The new contract allows the hiring of outside contractors with restrictions and lets workers keep their defined benefit pension plan with reduced contributions. Workers will contribute to health care costs but at a lower level than originally proposed. New retirees will get stipends to help pay for insurance.
The workforce knew it had to make concessions for the struggling company.
But Don Trementozzi, president of the Communications Workers of America Local 1400 in Portsmouth, New Hampshire, said the company seemed fixated on improving its books instead of focusing on customers.
"The brand has put a sour taste in the mouths of customers," he said. "We're going to go back to work and do everything we can to make this company profitable. But the brand, the name, suffered greatly in this. I don't know if you can recover without a sale."
It was unclear how much financial damage was done during the strike.
Some customers like John Bouchard in Robbinston, Maine, decided to switch to other high-speed Internet providers after becoming fed up by the inability of FairPoint's customer service department to resolve problems during the strike.
On Wednesday, while waiting to get his new service installed, Bouchard had to leave his home office and drive through a snowstorm to find Internet access. "It's very frustrating," he said.
If the company sold today, it would fetch somewhere in the range of $25 to $30 per share, or about $780 million, but potential suitors also would have to take on nearly a billion dollars in debt from a company that has yet to post a quarterly profit since buying Verizon's landline business in northern New England in 2007, Sine said.

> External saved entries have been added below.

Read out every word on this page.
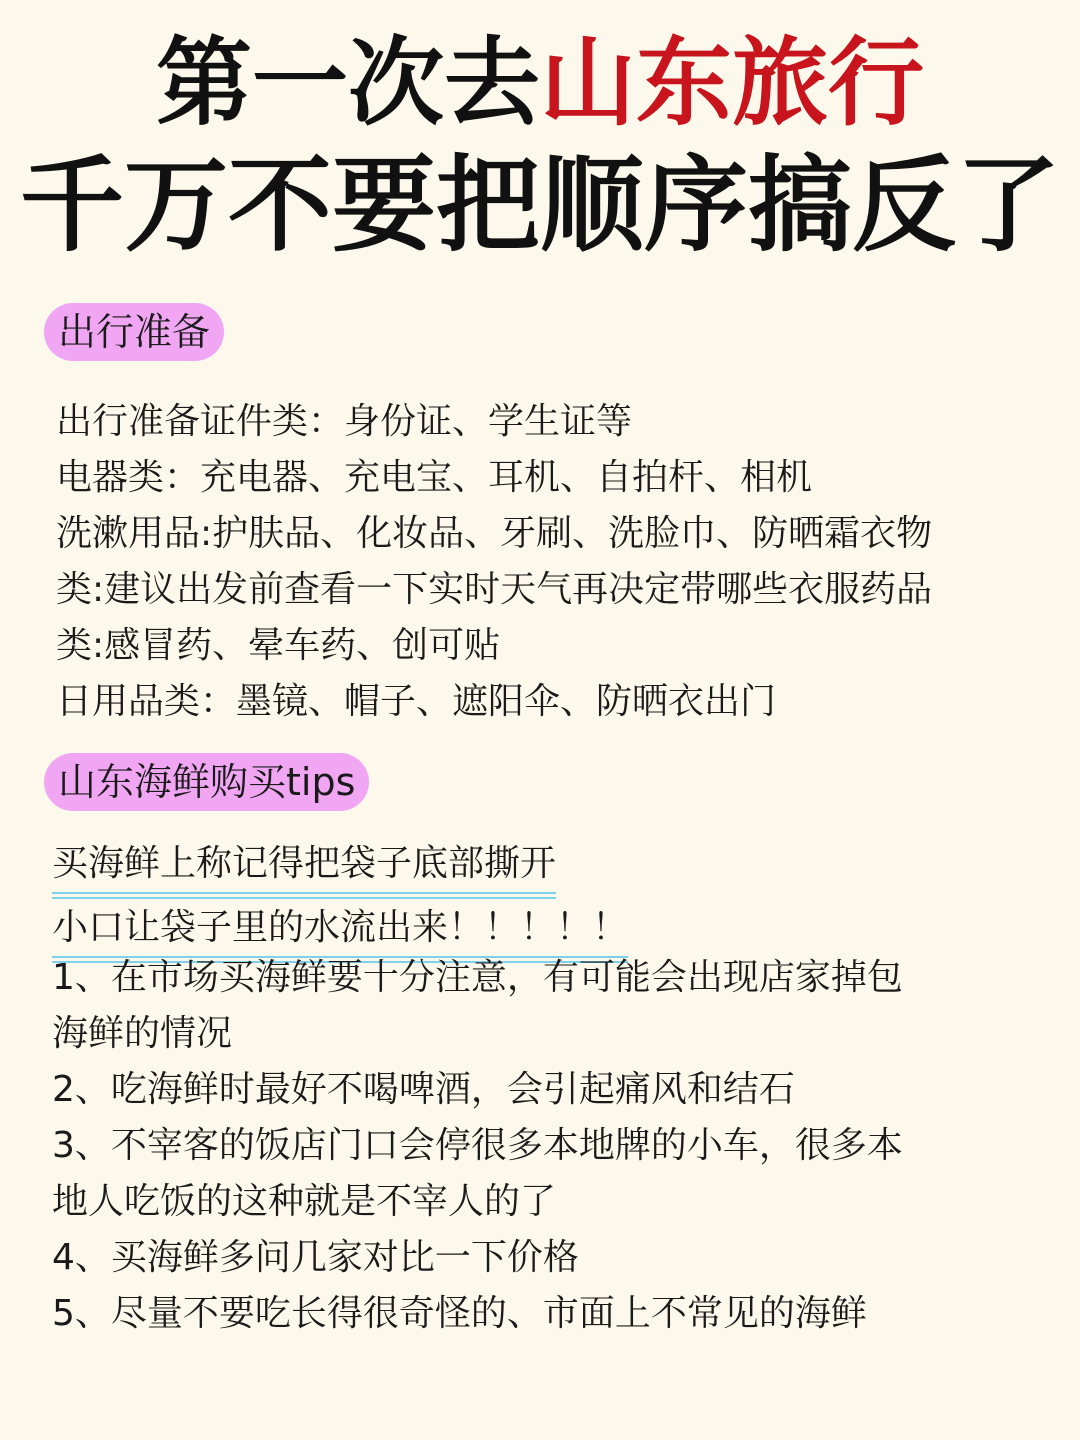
第一次去山东旅行
千万不要把顺序搞反了
出行准备
出行准备证件类：身份证、学生证等
电器类：充电器、充电宝、耳机、自拍杆、相机
洗漱用品:护肤品、化妆品、牙刷、洗脸巾、防晒霜衣物
类:建议出发前查看一下实时天气再决定带哪些衣服药品
类:感冒药、晕车药、创可贴
日用品类：墨镜、帽子、遮阳伞、防晒衣出门
山东海鲜购买tips
买海鲜上称记得把袋子底部撕开
小口让袋子里的水流出来！！！！！
1、在市场买海鲜要十分注意，有可能会出现店家掉包
海鲜的情况
2、吃海鲜时最好不喝啤酒，会引起痛风和结石
3、不宰客的饭店门口会停很多本地牌的小车，很多本
地人吃饭的这种就是不宰人的了
4、买海鲜多问几家对比一下价格
5、尽量不要吃长得很奇怪的、市面上不常见的海鲜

Potential buyers include Connecticut-based Frontier Communications, which announced a month ago that it was buying Verizon's landline business in Texas, California and Florida, along with Arkansas-based Windstream and Louisiana-based CenturyLink, he said.
Mike Reed, FairPoint's president in Maine, said the company is focused on being competitive, not finding suitors.
"We have a responsibility to our customers, to our shareholders. We need to run the company as profitably as we can, to provide the best service that we can provide. That's what we do," he said. The union's contention that FairPoint fought to cut worker benefits just to make itself attractive to buyers "is a stretch," he said.